The lesson of the Ecology Narrative is that, in most cases, the market corrects itself. Maybe this year banks will change their pay structure so there’s not so much emphasis on short-term results. Maybe companies will change their boards to improve scrutiny over complex new instruments. In short, markets adapt.

People who embrace the Ecology Narrative don’t like the offensive bonuses that get handed out on Wall Street. They just don’t see any way the government can curtail them without rending the fabric of the ecosystem. They don’t like the periodic crises, but don’t see how government can prevent them without clamping down on innovation. The challenge is to give people the means to withstand the perturbations.

The Ecology Narrative is not morally satisfying. I wouldn’t bet on its popularity as a backlash against Wall Street and finance sweeps across a recession-haunted country. But the Ecology Narrative has one thing going for it. It happens to be true.

I just haven’t seen any signs that there is anything in the financial services sector that would correct the problems with the compensation structure. I haven’t read anything anywhere that indicates I’ve missed something that would indicate there’s any demand building for a system less destructive of the long term good. After all, the people who make a mint with the current structure are the ones in charge and there is no motivation for them to change things and the incestuous relationship between company management and boards pretty much guarantees there is no force influencing them from the “outside” to encourage repairs. There is no magic wand, spell or potion that guarantees that “markets adapt”. Not so long as over-compensated executives and traders have people like Brooks shrugging and saying that they and the damage they do to our economy must be tolerated because of unproven claims about the good they do.

But his claim is too simple. His last sentence precludes the possibility that while the Ecology Narrative has a lot going for it, it just doesn’t explain a lot of what is seen in the real world.

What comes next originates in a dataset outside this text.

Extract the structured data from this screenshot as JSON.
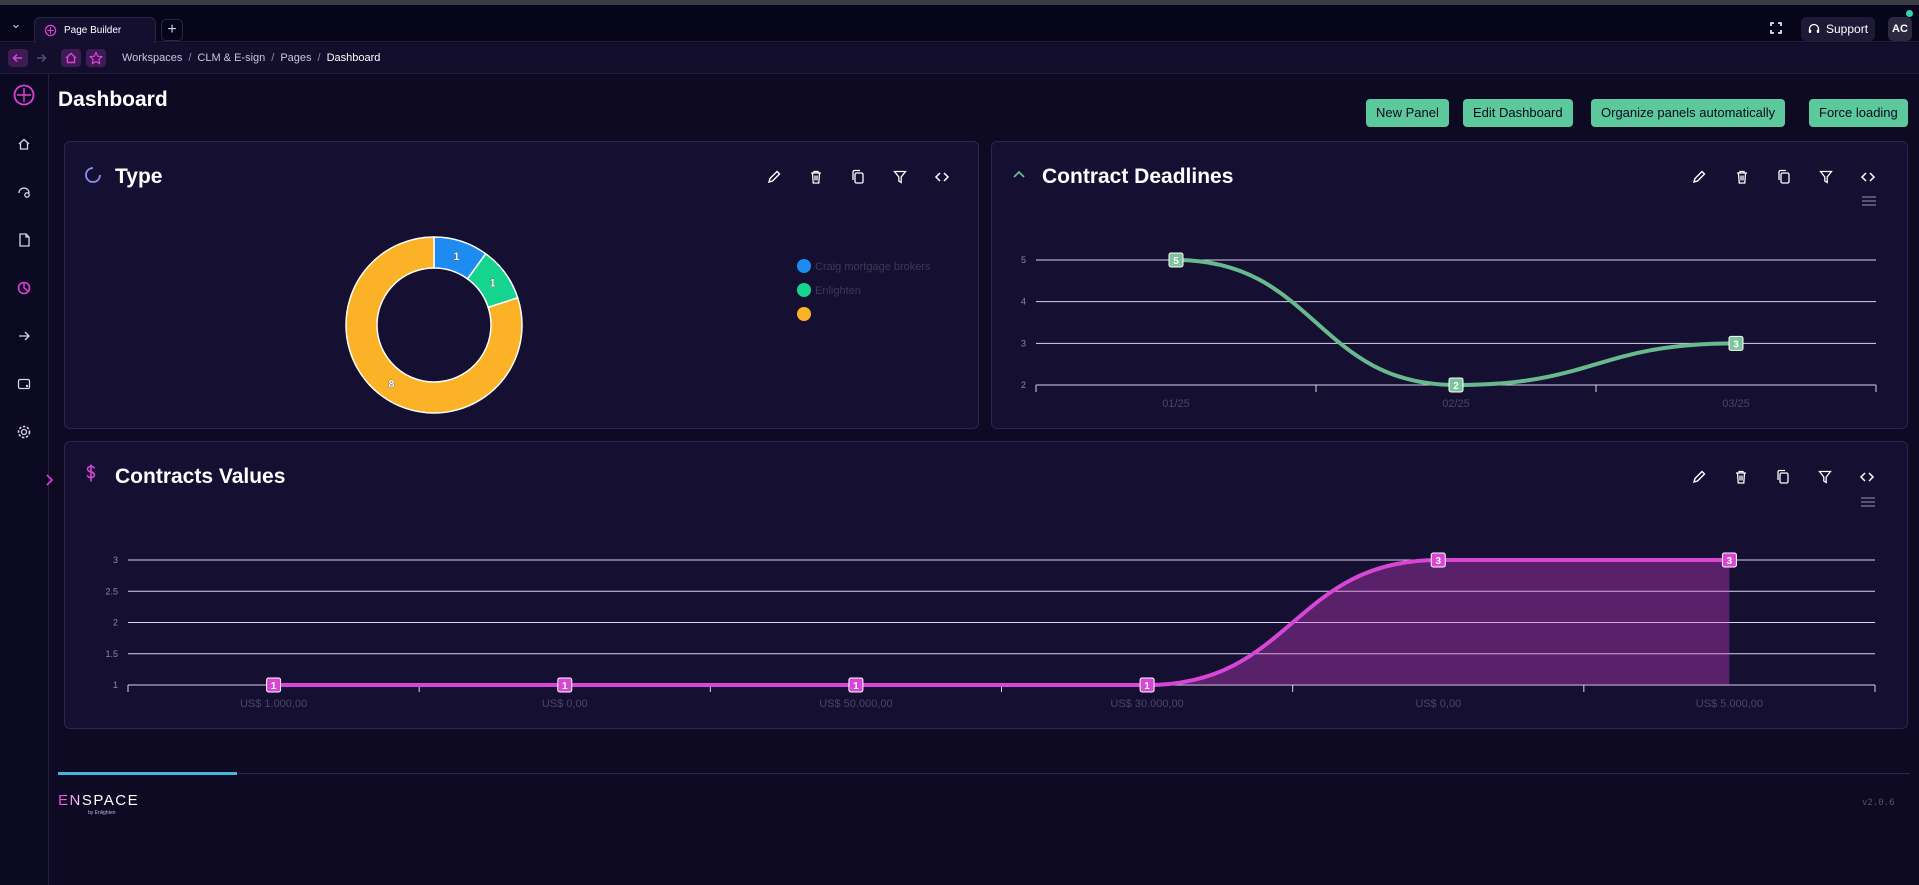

Frankly, Mr. Brooks, someone got a lot of their Greed Narrative in your Ecology Narrative. And the narrative that includes them both is the one that is true.

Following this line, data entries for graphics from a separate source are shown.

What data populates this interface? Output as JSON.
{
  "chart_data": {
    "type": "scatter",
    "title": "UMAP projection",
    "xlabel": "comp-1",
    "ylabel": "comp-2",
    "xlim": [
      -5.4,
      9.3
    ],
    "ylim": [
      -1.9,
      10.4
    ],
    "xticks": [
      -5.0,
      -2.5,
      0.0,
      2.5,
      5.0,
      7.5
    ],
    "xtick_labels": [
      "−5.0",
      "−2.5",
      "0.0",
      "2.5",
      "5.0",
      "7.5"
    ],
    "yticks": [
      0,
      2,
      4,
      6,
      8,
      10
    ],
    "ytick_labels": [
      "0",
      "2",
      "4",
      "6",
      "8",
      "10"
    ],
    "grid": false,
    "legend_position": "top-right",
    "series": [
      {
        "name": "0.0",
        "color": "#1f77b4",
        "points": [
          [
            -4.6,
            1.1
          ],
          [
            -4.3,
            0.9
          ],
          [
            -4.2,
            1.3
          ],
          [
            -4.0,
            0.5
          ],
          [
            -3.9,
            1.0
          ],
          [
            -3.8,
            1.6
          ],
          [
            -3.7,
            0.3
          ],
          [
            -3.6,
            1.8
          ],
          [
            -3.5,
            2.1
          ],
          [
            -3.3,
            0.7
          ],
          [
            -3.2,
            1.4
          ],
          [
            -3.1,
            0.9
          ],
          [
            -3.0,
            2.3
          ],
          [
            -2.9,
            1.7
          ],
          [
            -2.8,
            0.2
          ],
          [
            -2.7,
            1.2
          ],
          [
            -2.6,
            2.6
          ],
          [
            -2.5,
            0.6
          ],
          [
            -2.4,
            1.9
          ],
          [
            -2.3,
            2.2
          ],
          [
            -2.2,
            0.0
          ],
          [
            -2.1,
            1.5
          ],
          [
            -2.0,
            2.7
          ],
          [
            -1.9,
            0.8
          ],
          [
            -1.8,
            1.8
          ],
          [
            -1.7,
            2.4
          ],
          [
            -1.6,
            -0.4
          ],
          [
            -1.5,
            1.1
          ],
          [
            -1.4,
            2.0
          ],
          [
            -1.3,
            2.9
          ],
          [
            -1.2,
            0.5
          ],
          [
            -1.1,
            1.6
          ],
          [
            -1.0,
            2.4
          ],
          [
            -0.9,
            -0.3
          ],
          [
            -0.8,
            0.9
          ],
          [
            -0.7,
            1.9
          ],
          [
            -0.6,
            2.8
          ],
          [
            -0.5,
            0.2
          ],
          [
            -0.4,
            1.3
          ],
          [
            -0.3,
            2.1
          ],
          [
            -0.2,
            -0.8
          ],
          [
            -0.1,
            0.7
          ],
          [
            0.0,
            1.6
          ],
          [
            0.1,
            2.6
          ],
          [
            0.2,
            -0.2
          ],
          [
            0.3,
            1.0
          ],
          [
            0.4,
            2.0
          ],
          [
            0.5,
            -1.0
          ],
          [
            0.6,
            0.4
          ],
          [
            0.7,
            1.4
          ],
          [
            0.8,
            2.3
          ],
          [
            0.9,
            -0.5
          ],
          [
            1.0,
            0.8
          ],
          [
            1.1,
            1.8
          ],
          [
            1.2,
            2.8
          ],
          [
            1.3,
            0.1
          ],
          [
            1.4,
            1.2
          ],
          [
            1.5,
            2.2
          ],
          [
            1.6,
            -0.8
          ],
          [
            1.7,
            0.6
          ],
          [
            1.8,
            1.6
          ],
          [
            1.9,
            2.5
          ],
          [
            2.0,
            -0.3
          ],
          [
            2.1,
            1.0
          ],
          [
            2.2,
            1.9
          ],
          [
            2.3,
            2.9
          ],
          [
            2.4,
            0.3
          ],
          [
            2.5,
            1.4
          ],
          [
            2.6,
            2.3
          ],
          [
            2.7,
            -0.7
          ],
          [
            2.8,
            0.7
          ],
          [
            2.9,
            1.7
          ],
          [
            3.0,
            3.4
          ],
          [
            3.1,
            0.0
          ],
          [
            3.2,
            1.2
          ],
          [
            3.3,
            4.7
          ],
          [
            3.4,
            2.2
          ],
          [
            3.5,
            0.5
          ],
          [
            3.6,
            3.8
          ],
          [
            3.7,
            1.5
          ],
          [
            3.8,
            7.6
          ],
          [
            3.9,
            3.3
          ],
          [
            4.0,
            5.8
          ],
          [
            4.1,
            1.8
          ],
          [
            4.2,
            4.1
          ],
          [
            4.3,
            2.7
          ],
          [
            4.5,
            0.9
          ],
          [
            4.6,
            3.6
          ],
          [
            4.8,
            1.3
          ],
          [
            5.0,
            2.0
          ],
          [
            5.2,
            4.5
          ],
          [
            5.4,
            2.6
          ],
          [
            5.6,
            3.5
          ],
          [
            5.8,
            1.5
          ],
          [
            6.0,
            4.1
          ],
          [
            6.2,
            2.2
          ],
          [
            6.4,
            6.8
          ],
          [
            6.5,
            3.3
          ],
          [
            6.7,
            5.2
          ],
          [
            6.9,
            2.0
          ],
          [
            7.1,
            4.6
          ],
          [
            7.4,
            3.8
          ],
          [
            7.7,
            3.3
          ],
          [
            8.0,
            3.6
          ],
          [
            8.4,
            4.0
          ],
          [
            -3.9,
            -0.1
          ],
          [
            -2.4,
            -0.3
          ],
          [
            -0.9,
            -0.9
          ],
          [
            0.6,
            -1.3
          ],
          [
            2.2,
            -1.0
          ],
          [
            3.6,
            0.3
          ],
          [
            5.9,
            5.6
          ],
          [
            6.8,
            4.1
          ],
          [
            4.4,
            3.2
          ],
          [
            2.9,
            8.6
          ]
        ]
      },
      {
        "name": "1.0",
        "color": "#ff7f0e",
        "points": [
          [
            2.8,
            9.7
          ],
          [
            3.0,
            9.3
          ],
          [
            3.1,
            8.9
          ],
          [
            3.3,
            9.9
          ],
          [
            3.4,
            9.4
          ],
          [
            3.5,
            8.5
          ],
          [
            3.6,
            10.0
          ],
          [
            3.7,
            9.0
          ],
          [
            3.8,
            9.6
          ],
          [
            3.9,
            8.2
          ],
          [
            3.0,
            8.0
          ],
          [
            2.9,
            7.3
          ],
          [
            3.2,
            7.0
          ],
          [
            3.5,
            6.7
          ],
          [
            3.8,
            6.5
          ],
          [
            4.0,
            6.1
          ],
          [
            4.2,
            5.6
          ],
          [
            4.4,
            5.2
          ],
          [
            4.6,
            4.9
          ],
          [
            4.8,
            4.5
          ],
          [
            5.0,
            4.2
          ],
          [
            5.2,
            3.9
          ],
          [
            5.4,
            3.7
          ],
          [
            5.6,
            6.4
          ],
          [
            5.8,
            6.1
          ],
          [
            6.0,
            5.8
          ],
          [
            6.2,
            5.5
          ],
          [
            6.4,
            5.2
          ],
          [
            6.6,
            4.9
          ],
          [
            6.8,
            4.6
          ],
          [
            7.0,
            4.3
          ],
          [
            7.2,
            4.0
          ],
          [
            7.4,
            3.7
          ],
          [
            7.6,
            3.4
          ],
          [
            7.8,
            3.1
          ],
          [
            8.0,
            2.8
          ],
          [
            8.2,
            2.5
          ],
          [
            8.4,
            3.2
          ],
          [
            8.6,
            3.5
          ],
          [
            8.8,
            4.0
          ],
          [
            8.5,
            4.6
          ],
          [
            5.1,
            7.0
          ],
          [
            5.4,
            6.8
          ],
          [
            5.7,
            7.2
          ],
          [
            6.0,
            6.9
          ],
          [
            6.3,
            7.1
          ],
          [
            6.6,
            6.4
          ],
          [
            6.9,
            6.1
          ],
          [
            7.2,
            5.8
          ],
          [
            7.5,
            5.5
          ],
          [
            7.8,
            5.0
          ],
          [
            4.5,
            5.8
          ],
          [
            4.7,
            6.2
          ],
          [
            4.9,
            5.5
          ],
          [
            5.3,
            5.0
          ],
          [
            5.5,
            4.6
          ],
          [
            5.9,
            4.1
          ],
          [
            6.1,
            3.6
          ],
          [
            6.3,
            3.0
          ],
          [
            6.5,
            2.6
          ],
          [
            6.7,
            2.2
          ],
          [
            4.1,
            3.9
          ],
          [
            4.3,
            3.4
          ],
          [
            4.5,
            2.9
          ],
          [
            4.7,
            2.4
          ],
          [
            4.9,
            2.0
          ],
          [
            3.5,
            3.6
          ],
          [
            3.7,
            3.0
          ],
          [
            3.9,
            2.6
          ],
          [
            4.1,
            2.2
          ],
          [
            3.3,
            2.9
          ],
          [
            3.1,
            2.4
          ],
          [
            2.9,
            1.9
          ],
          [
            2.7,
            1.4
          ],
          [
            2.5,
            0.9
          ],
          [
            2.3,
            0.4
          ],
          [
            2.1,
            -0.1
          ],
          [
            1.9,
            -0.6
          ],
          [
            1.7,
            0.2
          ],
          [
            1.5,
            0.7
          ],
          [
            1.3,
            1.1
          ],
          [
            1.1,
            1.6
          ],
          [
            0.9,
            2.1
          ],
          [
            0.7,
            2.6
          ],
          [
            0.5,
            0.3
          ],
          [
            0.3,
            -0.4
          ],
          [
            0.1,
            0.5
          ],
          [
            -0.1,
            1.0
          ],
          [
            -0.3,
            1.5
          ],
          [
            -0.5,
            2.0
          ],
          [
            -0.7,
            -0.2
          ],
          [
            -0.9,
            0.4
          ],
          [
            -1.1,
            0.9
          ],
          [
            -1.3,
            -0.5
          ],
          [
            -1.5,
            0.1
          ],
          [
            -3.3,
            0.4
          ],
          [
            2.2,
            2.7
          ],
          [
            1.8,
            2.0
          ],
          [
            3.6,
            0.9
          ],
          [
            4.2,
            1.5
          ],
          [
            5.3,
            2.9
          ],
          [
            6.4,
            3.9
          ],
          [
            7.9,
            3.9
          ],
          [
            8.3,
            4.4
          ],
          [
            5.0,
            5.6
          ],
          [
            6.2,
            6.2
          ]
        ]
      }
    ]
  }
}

1. sisuntas - February 26, 2008

Brooks’s ‘market ecology’ principle is but the latest example of the dangers of swearing allegience to an ideology to such an extent that when bad results rear up , the only reaction is to defend it, apologize for it, propose hopeful scenarios for a resolution sometime in the future, anything but examine the real life consequences and entertain possible solutions contradictory to the core ideoloby.

People are people, whether they are actors in the marketplace or in politics or any other arena. If social systems don’t self-correct why on earth would one expect markets to do so?

When we tackle social systems, the notion of justice is introduced, and justice is achieved(however imperfectly) with laws. There is no natural incentive for those with power to share power or to relinzuish it.

To imagine that the markets are any different is to claim that people change their basic character when they act in the market place. Considering that the markets are driven by naked greed, such a claim is beyond pollyannish, it’s bizarre. I don’t see any reason to suppose that those who stuffed their pockets with the profits from disasterous practices will now reconsider. The most natural. in character, reaction is far more likely to be that they just move on to finding other means to make the quick profit.

In markets, as in social systems, it’s a false dichotomy to frame the issue in terms of innovation stifling regulation vs no regualtion. As in all things, what is needed is a balance betwen opposing poles: enough regulation to check the worst practices, but not so much that innovation is stifled. To wait for markets to self-correct is the equivalent of just waiting for the social order in the world to self-correct with no intervention, and that hasn’t worked well, ever.